Semakin jauh memasuki kebun, bau asap menusuk hidung. Tampak sisa bakaran masih mengepul. Pohon karet tampak tumbang sebagian karena terbakar api.
Pohon karet yang selamat hanya yang tumbuh dekat rumah kayu milik Norhadi.
“Pokoknya sejak ada PLG itu dan PT KLM (Kalimantan Lestari Mandiri) yang akhirnya memang terjadi setiap tahun terbakar, hanya soal parah atau tidak saja terbakarnya,” kata Noorhadi.
Kebun sawit PT. KLM seluas 5.101 hektar yang disebut Noorhadi, juga sama berdiri di atas lahan bekas proyek sejuta hektar Pengembangan Lahan Gambut (PLG), Kalimantan Tengah.
Perusahaan yang berada di bawah bendera Julong Group dan bermarkas di Tianjin, Cina, itu memperoleh konsesi perkebunan dari Pemda Kapuas pada 2014.
Konsesi lahan PT ini justru berdiri di lahan gambut yang pernah direhabilitasi dari program yang didanai fulus Pemerintah Australia senilai 100 juta dolar Australia dengan rentang waktu lima tahun, sejak 2009 hingga 2014.
Lucunya lagi, proyek rehabilitasi seluas 120 ribu hektar di Kapuas ini menjadi bagian proyek percontohan dunia dengan skema REDD Plus melalui The Kalimantan Forests and Climate Partnership (KFCP).
Setelah program rehabilitasi berakhir, lahan langsung berubah menjadi tanaman sawit dalam sekejap.
Kebun karet milik Noorhadi berbatasan langsung dengan sedikit semak dan pohon liar, plus dengan perkebunan sawit ini.
Dalam sekejap pula, sejak itu api sering mampir merembet ke kebunnya.

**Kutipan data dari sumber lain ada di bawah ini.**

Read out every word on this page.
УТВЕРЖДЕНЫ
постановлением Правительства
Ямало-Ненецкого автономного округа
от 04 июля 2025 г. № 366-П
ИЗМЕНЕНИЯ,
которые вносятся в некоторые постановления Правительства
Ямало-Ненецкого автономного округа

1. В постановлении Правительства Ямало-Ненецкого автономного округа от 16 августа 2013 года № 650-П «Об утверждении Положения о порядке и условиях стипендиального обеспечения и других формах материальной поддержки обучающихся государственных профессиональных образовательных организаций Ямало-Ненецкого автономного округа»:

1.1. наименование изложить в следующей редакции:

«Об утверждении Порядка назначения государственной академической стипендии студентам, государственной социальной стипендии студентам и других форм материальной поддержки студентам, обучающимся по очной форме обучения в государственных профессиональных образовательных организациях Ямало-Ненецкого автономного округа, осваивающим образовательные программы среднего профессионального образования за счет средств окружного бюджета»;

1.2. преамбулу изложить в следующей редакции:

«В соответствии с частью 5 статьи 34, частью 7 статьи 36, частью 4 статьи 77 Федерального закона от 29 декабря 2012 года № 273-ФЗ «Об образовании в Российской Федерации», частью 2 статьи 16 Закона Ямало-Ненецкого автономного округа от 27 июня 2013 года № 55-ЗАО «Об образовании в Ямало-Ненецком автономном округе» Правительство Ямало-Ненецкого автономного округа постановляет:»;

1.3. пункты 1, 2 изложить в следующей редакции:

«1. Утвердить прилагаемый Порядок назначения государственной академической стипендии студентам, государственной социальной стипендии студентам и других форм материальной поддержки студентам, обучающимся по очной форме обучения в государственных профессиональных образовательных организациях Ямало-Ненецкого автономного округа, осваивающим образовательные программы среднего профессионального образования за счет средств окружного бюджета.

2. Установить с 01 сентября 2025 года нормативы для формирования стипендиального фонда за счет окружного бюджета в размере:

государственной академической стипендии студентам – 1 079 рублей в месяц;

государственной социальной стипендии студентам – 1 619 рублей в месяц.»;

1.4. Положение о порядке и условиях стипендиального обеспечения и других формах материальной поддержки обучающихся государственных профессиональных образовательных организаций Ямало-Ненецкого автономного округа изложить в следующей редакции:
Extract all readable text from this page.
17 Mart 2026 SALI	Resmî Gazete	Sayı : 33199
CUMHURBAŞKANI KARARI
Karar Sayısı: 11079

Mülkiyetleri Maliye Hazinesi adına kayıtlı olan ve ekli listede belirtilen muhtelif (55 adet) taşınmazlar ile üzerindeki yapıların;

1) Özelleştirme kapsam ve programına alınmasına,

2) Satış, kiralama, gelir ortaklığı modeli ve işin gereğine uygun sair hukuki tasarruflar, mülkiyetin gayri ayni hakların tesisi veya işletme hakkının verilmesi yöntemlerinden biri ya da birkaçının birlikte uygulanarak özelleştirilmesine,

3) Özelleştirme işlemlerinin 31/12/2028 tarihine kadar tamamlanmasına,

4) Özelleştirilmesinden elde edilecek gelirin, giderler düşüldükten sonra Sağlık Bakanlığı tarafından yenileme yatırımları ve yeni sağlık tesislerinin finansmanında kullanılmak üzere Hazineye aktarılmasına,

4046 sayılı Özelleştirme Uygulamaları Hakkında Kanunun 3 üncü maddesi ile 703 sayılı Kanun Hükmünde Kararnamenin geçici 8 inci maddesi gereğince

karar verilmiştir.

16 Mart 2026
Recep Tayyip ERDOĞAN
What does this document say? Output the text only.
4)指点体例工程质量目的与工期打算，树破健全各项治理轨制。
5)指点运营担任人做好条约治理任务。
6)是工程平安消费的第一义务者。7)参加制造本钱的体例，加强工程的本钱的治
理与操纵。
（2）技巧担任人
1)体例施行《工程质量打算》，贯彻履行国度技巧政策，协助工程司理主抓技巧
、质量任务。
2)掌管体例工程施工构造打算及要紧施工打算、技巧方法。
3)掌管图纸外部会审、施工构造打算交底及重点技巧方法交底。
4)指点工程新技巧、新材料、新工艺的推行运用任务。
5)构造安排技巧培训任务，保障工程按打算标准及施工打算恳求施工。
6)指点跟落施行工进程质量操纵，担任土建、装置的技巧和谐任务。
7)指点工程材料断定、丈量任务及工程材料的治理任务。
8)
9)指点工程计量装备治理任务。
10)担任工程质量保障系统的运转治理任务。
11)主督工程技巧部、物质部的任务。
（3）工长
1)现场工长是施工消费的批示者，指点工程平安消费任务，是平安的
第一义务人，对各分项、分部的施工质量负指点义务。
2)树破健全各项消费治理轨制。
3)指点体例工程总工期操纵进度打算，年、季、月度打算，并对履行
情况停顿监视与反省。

“Kadang terjadi saat malam hari. Kami tidak tahu siapa yang membakarnya,” terang Noorhadi yang juga menyampaikan kalau penghasilannya dari karet anjlok.
Saat suara.com mampir ke Mantangai Hulu, sudah 1 bulan desa Norhadi diserbu asap.
Seminggu terakhir, bahkan jarak pandangnya hanya 30 meter.